First, the effort to write good multi-threaded code is simpler than making the equivalent finite-state machine code. I know, I've done both. You can do the finite-state machine, and it's great on old hardware, or single-core machines, but it's not necessary. Most machines now are multi-core, and getting more and more with each generation. No. You need to know how to write multi-threaded code in today's high performance systems. No two ways about it.
Second, there are times when the overhead of 'polling' in the finite-state machine construct overwhelms the processing that really needs to get done. There's a reason we went to interrupt-driven I/O over polled I/O - one is much more efficient than the other - but harder to code. Suck it up, Boys! Code like you're worth the money they are paying you! Write the code that should be written - not the easy stuff - the hard stuff.
I've been working with a package that has a central object repository, and caches in each API instance. This is smart in that it allows for the client to grab something, and then hold on to it for many requests so that there's not a continual re-fetching if the data doesn't change. Nice. Problem is - they made the API cache single-threaded. This means that in order for a client to get any updates, it has to ask for them.
Normally, this isn't a horrible problem, but if the asking requires a re-fetching (as opposed to getting just the updates), then the more things there are in the cache, the worse it is on performance. Remember - this is single-threaded, so they aren't going to let you do anything until the re-fetching is done.
What they should have done is to make the cache update in a background thread with a simple "complete replacement" when the update arrives. Keep the bulk of the API single-threaded, but as updates flow into the API's cache, allow them to update a hidden copy of the object, and then lock the API thread, swap out the objects, and unlock the thread. This way, the cache stays consistent with the data in the central object repository.
Why is this important?
Because let's say I get an object and modify it. I've got a new copy, and I save it to the central object repository. Now another user does a similar action. They get the copy, modify it, and now my copy is stale. This is bad, because if I don't ask for updates, I may try to edit it more, and save those changes. Well... that's not going to do because my 'before' copy is not what the central object repository has. This means it's going to throw an exception.
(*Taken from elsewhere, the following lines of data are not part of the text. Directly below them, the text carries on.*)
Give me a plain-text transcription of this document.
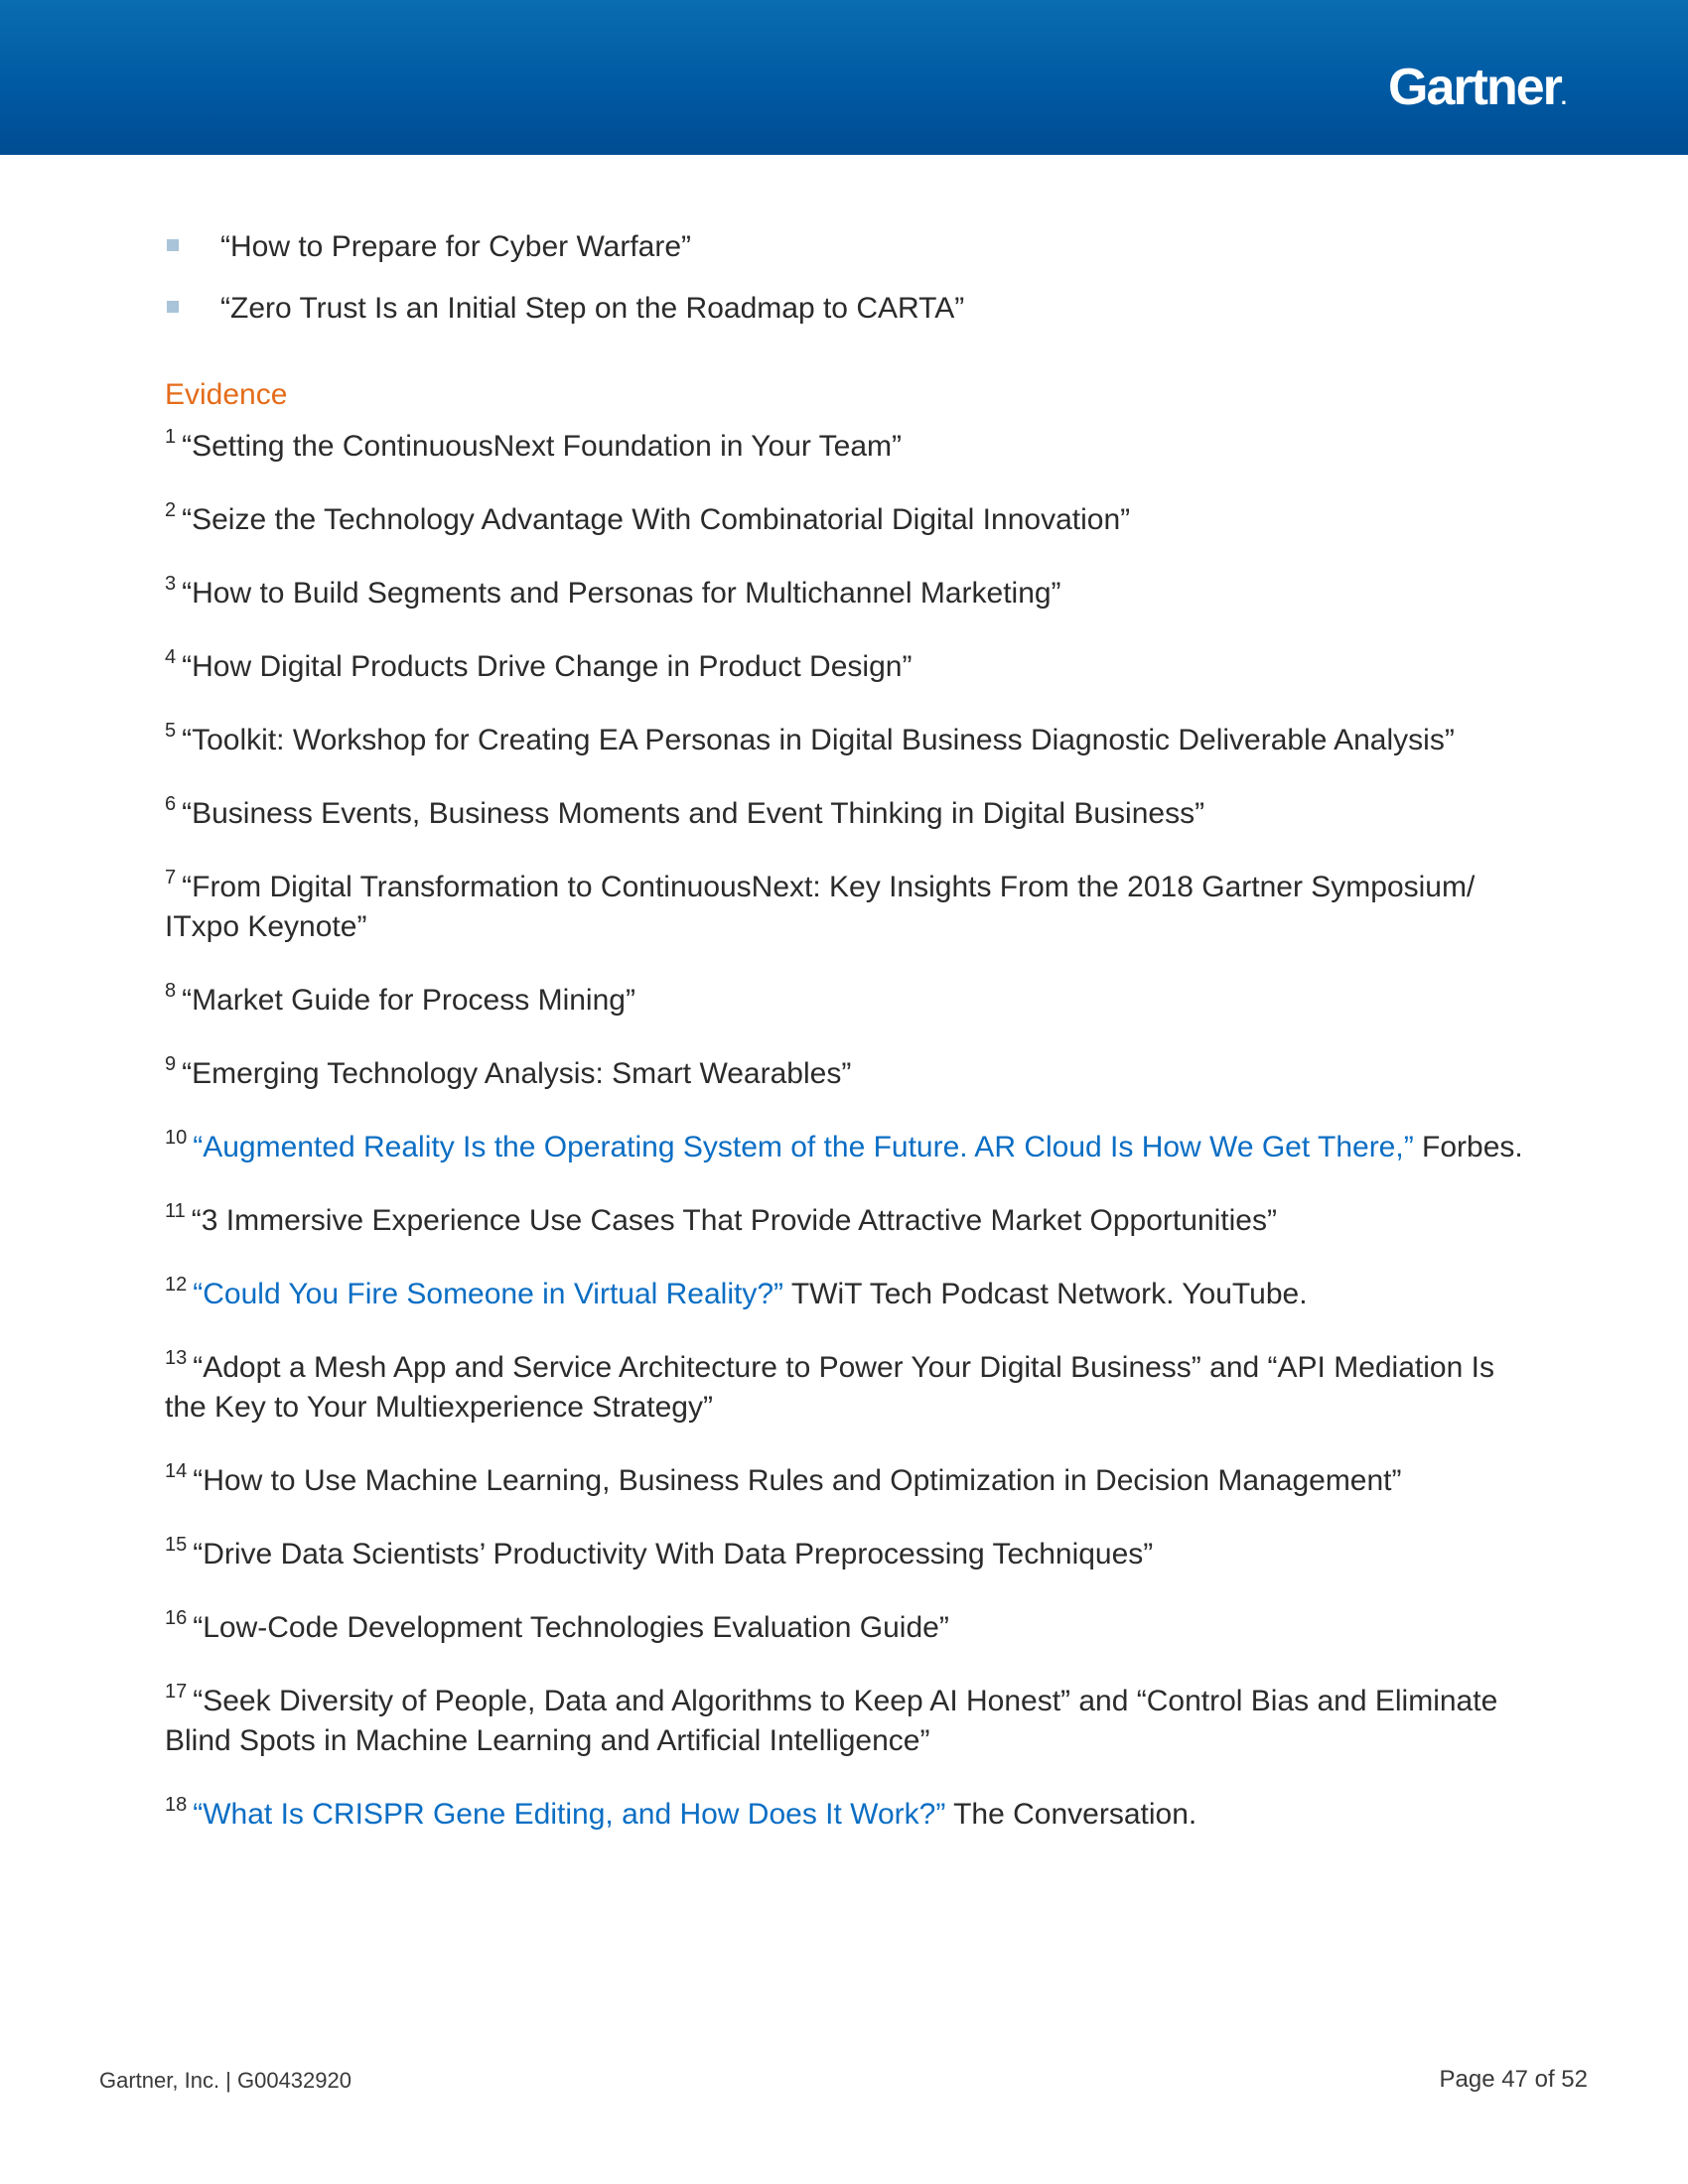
Gartner.
“How to Prepare for Cyber Warfare”
“Zero Trust Is an Initial Step on the Roadmap to CARTA”
Evidence

$^1$ “Setting the ContinuousNext Foundation in Your Team”

$^2$ “Seize the Technology Advantage With Combinatorial Digital Innovation”

$^3$ “How to Build Segments and Personas for Multichannel Marketing”

$^4$ “How Digital Products Drive Change in Product Design”

$^5$ “Toolkit: Workshop for Creating EA Personas in Digital Business Diagnostic Deliverable Analysis”

$^6$ “Business Events, Business Moments and Event Thinking in Digital Business”

$^7$ “From Digital Transformation to ContinuousNext: Key Insights From the 2018 Gartner Symposium/ ITxpo Keynote”

$^8$ “Market Guide for Process Mining”

$^9$ “Emerging Technology Analysis: Smart Wearables”

$^{10}$ “Augmented Reality Is the Operating System of the Future. AR Cloud Is How We Get There,” Forbes.

$^{11}$ “3 Immersive Experience Use Cases That Provide Attractive Market Opportunities”

$^{12}$ “Could You Fire Someone in Virtual Reality?” TWiT Tech Podcast Network. YouTube.

$^{13}$ “Adopt a Mesh App and Service Architecture to Power Your Digital Business” and “API Mediation Is the Key to Your Multiexperience Strategy”

$^{14}$ “How to Use Machine Learning, Business Rules and Optimization in Decision Management”

$^{15}$ “Drive Data Scientists’ Productivity With Data Preprocessing Techniques”

$^{16}$ “Low-Code Development Technologies Evaluation Guide”

$^{17}$ “Seek Diversity of People, Data and Algorithms to Keep AI Honest” and “Control Bias and Eliminate Blind Spots in Machine Learning and Artificial Intelligence”

$^{18}$ “What Is CRISPR Gene Editing, and How Does It Work?” The Conversation.

Gartner, Inc. | G00432920	Page 47 of 52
But what about my edits? They have to go. No choice. I have to re-fetch, and then start over again.
Without even the simple flag like "re-fetch me", which could easily be added to the API under the covers, I have no idea that my work will be in vain. But it will.
This is the case for multi-threading that I'm making. There are times that you need to simplify the problem into multiple threads and have one dedicated to the simple task of making sure the cache is consistent. It's simple, surgical, and not hard to do. The results would be dramatic in the simplification of the client code.
So learn how to write multi-threaded code. Many times, it's the simplest way to get what you need done. And in the era of 60-core boxes, you're going to need it to get the most out of any box.